The Water Sports Foundation, a U.S. Coast Guard non-profit boating safety grant recipient, just released a new video featuring Paddling Business publisher Scott MacGregor. Recorded with a local retail shop background, MacGregor presents the Coast Guard’s message encouraging retailers to be vigilant about safety subjects when communicating with paddlers.
Safety is your responsibility as a paddlesports professional
In 2021, 190 people died while paddling and most of these incidents were preventable. Basic paddler education remains as the most important subject, but also life jacket usage and knowing your limits and the limits of your vessel remain as critically important elements to a safe paddling excursion.
Jim Emmons, Nonprofit Grant Director for the Water Sports Foundation said, “Too many paddlers are senselessly dying while enjoying this great past time.
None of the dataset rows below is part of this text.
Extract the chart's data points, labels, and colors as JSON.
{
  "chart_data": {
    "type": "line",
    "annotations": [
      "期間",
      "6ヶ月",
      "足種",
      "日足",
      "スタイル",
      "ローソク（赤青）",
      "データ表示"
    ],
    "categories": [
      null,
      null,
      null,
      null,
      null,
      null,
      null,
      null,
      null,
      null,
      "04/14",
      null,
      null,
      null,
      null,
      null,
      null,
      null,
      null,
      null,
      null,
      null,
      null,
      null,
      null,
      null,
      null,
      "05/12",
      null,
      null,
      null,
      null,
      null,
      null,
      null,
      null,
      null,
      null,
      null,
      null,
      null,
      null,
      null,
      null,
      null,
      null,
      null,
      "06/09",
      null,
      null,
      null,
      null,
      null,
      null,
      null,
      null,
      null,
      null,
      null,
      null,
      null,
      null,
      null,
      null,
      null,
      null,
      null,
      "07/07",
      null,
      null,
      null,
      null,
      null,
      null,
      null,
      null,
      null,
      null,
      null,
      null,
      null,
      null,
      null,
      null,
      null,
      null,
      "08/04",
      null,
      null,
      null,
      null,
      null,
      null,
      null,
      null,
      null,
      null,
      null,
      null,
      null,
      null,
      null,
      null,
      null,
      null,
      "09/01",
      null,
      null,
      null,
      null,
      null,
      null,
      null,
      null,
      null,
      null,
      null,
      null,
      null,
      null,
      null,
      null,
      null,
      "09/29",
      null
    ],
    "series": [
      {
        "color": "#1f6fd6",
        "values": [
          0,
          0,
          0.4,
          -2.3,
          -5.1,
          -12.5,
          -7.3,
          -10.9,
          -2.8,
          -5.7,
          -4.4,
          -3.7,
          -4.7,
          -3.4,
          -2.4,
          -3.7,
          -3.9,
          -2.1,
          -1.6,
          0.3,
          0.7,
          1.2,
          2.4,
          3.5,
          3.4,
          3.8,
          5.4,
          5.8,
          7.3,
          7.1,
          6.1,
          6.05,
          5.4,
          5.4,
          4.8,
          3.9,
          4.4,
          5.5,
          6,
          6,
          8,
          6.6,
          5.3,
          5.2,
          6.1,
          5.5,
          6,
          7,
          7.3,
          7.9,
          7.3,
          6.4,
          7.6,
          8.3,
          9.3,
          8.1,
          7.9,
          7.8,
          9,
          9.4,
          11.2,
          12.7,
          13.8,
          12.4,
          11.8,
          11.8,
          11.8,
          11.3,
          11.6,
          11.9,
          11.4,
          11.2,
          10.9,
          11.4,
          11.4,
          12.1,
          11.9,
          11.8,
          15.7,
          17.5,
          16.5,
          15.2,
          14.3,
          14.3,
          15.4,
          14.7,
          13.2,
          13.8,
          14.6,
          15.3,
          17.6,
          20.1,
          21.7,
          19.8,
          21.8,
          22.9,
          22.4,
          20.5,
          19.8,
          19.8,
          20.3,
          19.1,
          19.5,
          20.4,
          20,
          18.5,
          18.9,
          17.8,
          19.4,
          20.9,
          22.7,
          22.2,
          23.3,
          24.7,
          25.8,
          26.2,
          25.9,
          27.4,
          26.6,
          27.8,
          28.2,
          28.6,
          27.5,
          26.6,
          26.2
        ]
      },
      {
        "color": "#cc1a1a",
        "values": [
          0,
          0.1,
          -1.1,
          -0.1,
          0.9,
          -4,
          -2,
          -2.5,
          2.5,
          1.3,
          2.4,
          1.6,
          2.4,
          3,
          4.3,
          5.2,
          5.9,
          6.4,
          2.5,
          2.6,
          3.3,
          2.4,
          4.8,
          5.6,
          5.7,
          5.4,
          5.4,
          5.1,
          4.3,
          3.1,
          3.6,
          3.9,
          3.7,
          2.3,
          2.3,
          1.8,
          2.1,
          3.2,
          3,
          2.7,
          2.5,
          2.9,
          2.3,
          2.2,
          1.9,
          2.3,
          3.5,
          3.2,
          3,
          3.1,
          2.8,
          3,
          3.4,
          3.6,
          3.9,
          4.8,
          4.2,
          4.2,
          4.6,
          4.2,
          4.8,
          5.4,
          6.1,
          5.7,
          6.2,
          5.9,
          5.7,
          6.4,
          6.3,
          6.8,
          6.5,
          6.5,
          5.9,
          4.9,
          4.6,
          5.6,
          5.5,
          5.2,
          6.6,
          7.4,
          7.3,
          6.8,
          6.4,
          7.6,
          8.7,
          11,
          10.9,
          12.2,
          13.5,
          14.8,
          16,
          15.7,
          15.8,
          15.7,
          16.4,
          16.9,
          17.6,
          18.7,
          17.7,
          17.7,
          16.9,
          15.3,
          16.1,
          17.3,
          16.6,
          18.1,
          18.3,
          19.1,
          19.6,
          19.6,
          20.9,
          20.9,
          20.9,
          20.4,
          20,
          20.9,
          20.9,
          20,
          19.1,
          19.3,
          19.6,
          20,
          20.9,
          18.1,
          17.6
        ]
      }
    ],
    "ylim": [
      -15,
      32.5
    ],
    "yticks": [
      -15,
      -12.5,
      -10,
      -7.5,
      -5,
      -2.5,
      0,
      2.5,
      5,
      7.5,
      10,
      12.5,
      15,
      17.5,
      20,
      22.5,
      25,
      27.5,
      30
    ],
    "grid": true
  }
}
Retailers are trusted sources and as such, they can have a huge impact on the paddling public’s attitudes towards paddling safety.
Our goal is to educate retailers—selling kayaks and canoes—to become more vigilant about sharing basic safety recommendations with their customers. We are encouraging all retailers to include a safety discussion during every consumer engagement.”
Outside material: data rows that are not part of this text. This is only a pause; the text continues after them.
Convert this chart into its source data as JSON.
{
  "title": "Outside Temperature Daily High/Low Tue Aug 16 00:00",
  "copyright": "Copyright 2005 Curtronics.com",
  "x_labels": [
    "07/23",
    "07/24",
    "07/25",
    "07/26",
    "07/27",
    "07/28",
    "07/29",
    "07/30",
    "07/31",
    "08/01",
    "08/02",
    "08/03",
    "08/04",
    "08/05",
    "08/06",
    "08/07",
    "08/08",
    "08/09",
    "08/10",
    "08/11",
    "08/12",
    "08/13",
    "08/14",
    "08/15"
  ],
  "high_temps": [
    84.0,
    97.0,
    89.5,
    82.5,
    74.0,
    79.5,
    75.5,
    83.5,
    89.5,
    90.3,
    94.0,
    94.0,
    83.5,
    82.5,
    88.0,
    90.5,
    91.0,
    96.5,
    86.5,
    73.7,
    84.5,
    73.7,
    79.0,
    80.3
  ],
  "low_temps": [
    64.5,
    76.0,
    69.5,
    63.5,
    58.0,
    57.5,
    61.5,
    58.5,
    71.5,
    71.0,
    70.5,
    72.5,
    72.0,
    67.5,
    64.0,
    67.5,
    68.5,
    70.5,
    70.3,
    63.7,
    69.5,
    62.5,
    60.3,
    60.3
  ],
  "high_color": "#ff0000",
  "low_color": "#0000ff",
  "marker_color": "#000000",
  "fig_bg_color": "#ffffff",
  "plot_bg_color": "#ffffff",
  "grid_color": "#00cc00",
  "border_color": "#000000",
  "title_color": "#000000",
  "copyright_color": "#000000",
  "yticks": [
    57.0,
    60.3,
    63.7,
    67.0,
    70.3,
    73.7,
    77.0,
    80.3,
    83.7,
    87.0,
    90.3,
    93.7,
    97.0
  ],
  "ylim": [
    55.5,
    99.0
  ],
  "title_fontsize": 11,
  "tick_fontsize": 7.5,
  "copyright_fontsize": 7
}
Engaging retailers in paddlesports safety
The Water Sports Foundation, a non-profit grant recipient since 2011, has been creating and delivering consumer paddle safety messages for five years. The most recent U.S. Coast Guard grant awards include funding for a project called Retailer Targeted Paddling Safety Awareness.
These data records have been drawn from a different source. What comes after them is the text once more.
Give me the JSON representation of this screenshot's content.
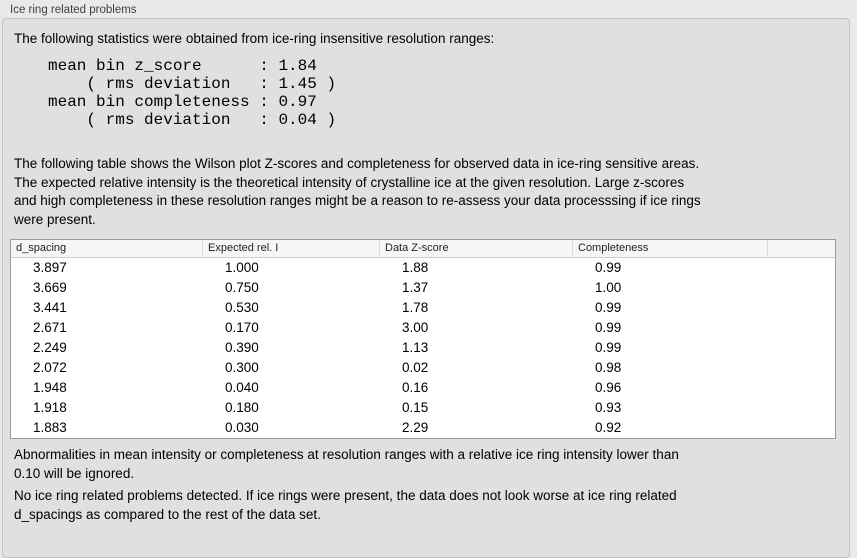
{
  "panel": {
    "title": "Ice ring related problems"
  },
  "intro": {
    "text": "The following statistics were obtained from ice-ring insensitive resolution ranges:",
    "stats_block": "mean bin z_score      : 1.84\n    ( rms deviation   : 1.45 )\nmean bin completeness : 0.97\n    ( rms deviation   : 0.04 )"
  },
  "description": "The following table shows the Wilson plot Z-scores and completeness for observed data in ice-ring sensitive areas.\nThe expected relative intensity is the theoretical intensity of crystalline ice at the given resolution. Large z-scores\nand high completeness in these resolution ranges might be a reason to re-assess your data processsing if ice rings\nwere present.",
  "table": {
    "columns": [
      "d_spacing",
      "Expected rel. I",
      "Data Z-score",
      "Completeness"
    ],
    "rows": [
      [
        "3.897",
        "1.000",
        "1.88",
        "0.99"
      ],
      [
        "3.669",
        "0.750",
        "1.37",
        "1.00"
      ],
      [
        "3.441",
        "0.530",
        "1.78",
        "0.99"
      ],
      [
        "2.671",
        "0.170",
        "3.00",
        "0.99"
      ],
      [
        "2.249",
        "0.390",
        "1.13",
        "0.99"
      ],
      [
        "2.072",
        "0.300",
        "0.02",
        "0.98"
      ],
      [
        "1.948",
        "0.040",
        "0.16",
        "0.96"
      ],
      [
        "1.918",
        "0.180",
        "0.15",
        "0.93"
      ],
      [
        "1.883",
        "0.030",
        "2.29",
        "0.92"
      ]
    ]
  },
  "footnotes": {
    "ignore_note": "Abnormalities in mean intensity or completeness at resolution ranges with a relative ice ring intensity lower than\n0.10 will be ignored.",
    "conclusion": "No ice ring related problems detected. If ice rings were present, the data does not look worse at ice ring related\nd_spacings as compared to the rest of the data set."
  }
}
This project intends to make retailers more aware of basic safety such as taking a paddler education course, increasing life jacket wear, understanding the dangers of cold water immersion, knowing your limits, being aware of changing weather conditions, filing a float plan, and avoiding impairment while paddling.
If anyone has done a study of where the 173 people who died in 2018 purchased their boats, I’m pretty sure that big box retailers would figure highly in the list. Chances are that in a big box environment the only interaction between the store and the purchaser was the cashier and the guy who assisted then to the car with it. Manufacturers should be more choosy about who the allow to sell their boats as sooner or later, this will end up blowing back on them.
The Illinois Paddling council has long urged big retailers to inform buyers about the wearing of PFDs and has urged retailers to include a printout to that effect.